Scenarios where ep_level is set to 2:

 1
 2
 3
 4
 5
 6
 7
 8
 9
10
11
12
13
14
15
16
17
18
19
20
21
22
23
24
25
"ModelDeployConfig" :
{
   "maxSeqLen" : 2560,
   "maxInputTokenLen" : 2048,
   "truncation" : false,
   "ModelConfig" : [
     {
         "modelInstanceType" : "Standard",
         "modelName" : "DeepSeek-R1_w8a8",
         "modelWeightPath" : "/data/weights/DeepSeek-R1_w8a8",
         "worldSize" : 8,
         "cpuMemSize" : 5,
         "npuMemSize" : -1,
         "backendType" : "atb",
         "trustRemoteCode" : false,
         "moe_ep": 8,
         "models": {
             "deepseekv2": {
                 "ep_level": 2,
                 "alltoall_ep_buffer_scale_factors": [[1048576, 1.32], [524288, 1.4], [262144, 1.53], [131072, 1.8], [32768, 3.0], [8192, 5.2], [0, 8.0]]
             }
         }
      }
   ]
},

Generally, you are not advised to add alltoall_ep_buffer_scale_factors.

Long-sequence scenarios where ep_level is set to 1:
 1
 2
 3
 4
 5
 6
 7
 8
 9
10
11
12
13
14
15
16
17
18
19
20
21
22
23
24
25
26
"ModelDeployConfig" :
{
   "maxSeqLen" : 66000,
   "maxInputTokenLen" : 65000,
   "truncation" : false,
   "ModelConfig" : [
     {
         "modelInstanceType" : "Standard",
         "modelName" : "DeepSeek-R1_w8a8",
         "modelWeightPath" : "/data/weights/DeepSeek-R1_w8a8",
         "worldSize" : 8,
         "cpuMemSize" : 5,
         "npuMemSize" : -1,
         "backendType" : "atb",
         "trustRemoteCode" : false,
         "moe_ep": 8,
         "models": {
             "deepseekv2": {
                 "ep_level": 1,
                 "enable_init_routing_cutoff": true,
                 "topk_scaling_factor": 0.25
             }
         }
      }
   ]
},

Running Inference

  1. Set serving parameters.

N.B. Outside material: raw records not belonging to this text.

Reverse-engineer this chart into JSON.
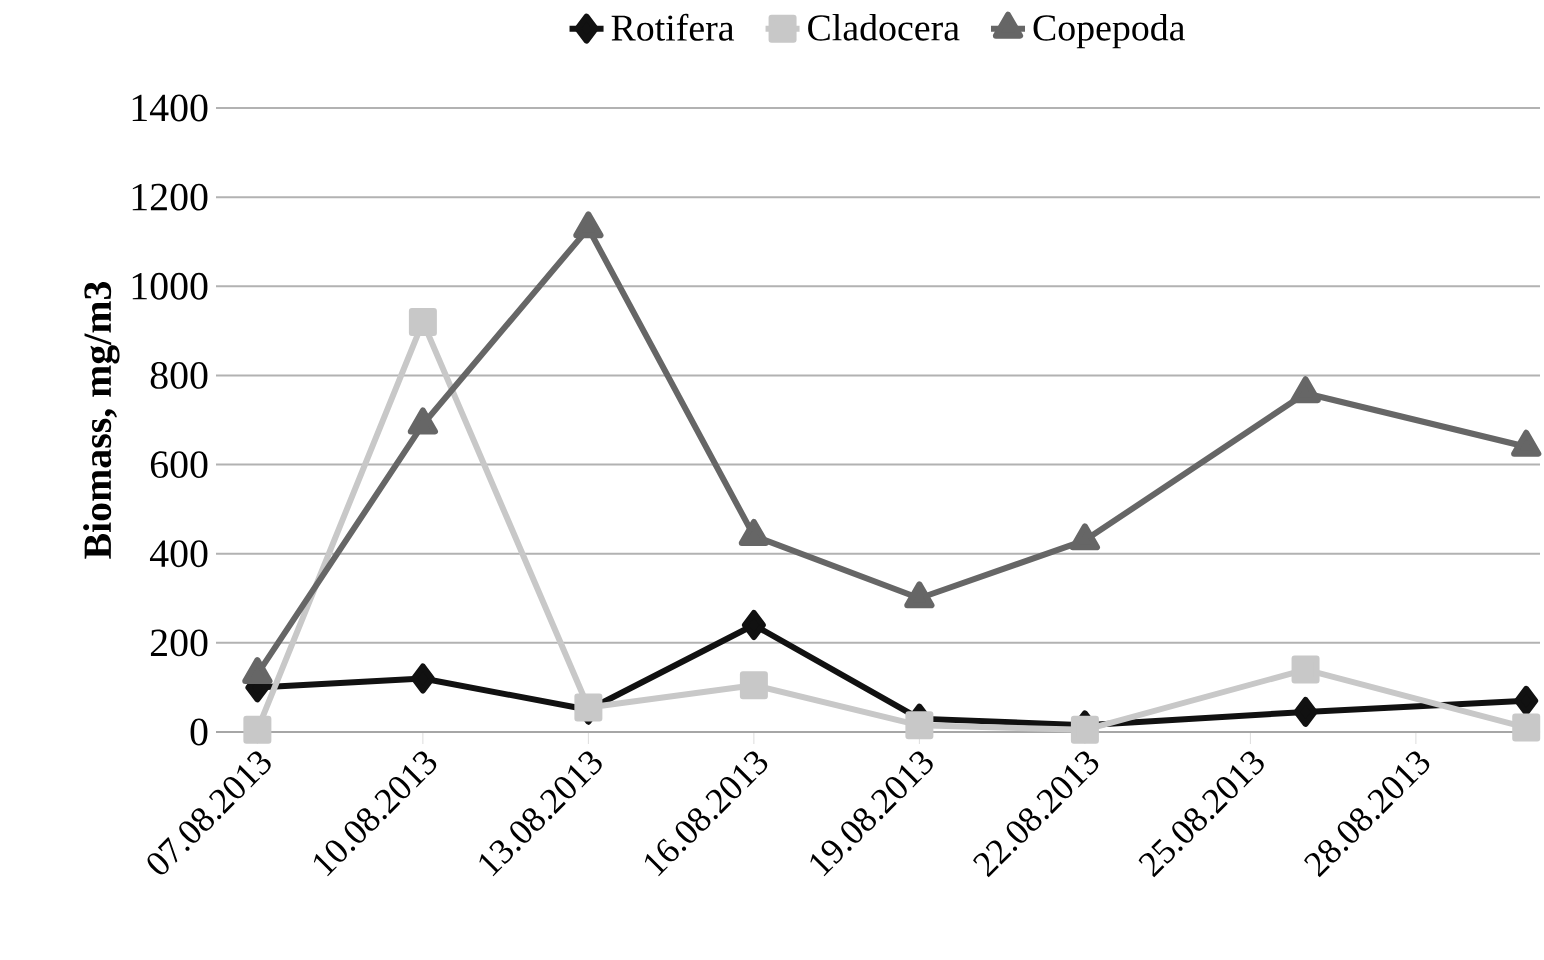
{
  "chart_data": {
    "type": "line",
    "ylabel": "Biomass, mg/m3",
    "x": [
      "2013-08-07",
      "2013-08-10",
      "2013-08-13",
      "2013-08-16",
      "2013-08-19",
      "2013-08-22",
      "2013-08-26",
      "2013-08-30"
    ],
    "series": [
      {
        "name": "Rotifera",
        "color": "#111111",
        "marker": "diamond",
        "values": [
          100,
          120,
          50,
          240,
          30,
          15,
          45,
          70
        ]
      },
      {
        "name": "Cladocera",
        "color": "#c8c8c8",
        "marker": "square",
        "values": [
          5,
          920,
          55,
          105,
          15,
          5,
          140,
          10
        ]
      },
      {
        "name": "Copepoda",
        "color": "#666666",
        "marker": "triangle",
        "values": [
          130,
          690,
          1130,
          440,
          300,
          430,
          760,
          640
        ]
      }
    ],
    "xlim": [
      "2013-08-06T06:00",
      "2013-08-30T06:00"
    ],
    "xticks": [
      {
        "value": "2013-08-07",
        "label": "07.08.2013"
      },
      {
        "value": "2013-08-10",
        "label": "10.08.2013"
      },
      {
        "value": "2013-08-13",
        "label": "13.08.2013"
      },
      {
        "value": "2013-08-16",
        "label": "16.08.2013"
      },
      {
        "value": "2013-08-19",
        "label": "19.08.2013"
      },
      {
        "value": "2013-08-22",
        "label": "22.08.2013"
      },
      {
        "value": "2013-08-25",
        "label": "25.08.2013"
      },
      {
        "value": "2013-08-28",
        "label": "28.08.2013"
      }
    ],
    "ylim": [
      0,
      1400
    ],
    "yticks": [
      0,
      200,
      400,
      600,
      800,
      1000,
      1200,
      1400
    ],
    "grid": "y",
    "legend": "top",
    "line_style": "solid"
  }
}
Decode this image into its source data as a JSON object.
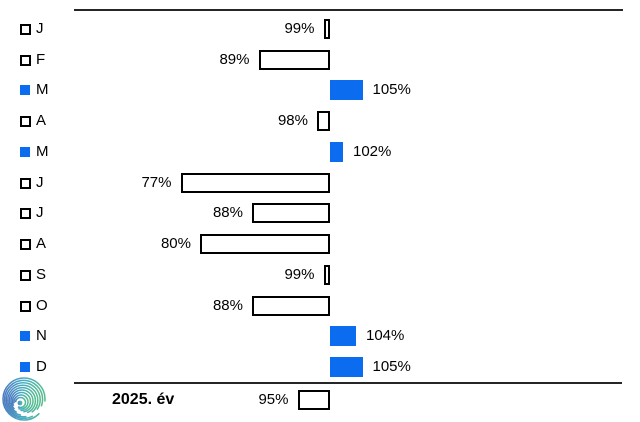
{
  "chart_data": {
    "type": "bar",
    "orientation": "horizontal",
    "baseline_pct": 100,
    "categories": [
      "J",
      "F",
      "M",
      "A",
      "M",
      "J",
      "J",
      "A",
      "S",
      "O",
      "N",
      "D"
    ],
    "values": [
      99,
      89,
      105,
      98,
      102,
      77,
      88,
      80,
      99,
      88,
      104,
      105
    ],
    "value_labels": [
      "99%",
      "89%",
      "105%",
      "98%",
      "102%",
      "77%",
      "88%",
      "80%",
      "99%",
      "88%",
      "104%",
      "105%"
    ],
    "summary_row": {
      "label": "2025. év",
      "value": 95,
      "value_label": "95%"
    },
    "xlim": [
      75,
      106
    ],
    "legend_note": "filled square = month above 100%, outlined square = month below 100%",
    "colors": {
      "above_100_fill": "#0b6cf0",
      "below_100_fill": "#ffffff",
      "bar_border": "#000000",
      "axis_line": "#262626",
      "text": "#000000"
    }
  },
  "logo": {
    "name": "swirl-logo",
    "colors": [
      "#4a7cc0",
      "#47aec2",
      "#55bb8e"
    ]
  }
}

This feature must be used together with MindIE Motor. Add related parameters to the serving config.json file based on Table 1. For details about the path of the config.json file, see the software package file list in "MindIE Configuration" > "Server Configuration" > "Multi-Node Inference" in MindIE Installation Guide.
  2. Start the service. For details, see "Quick Start" > "Service Startup" in MindIE Motor Development Guide.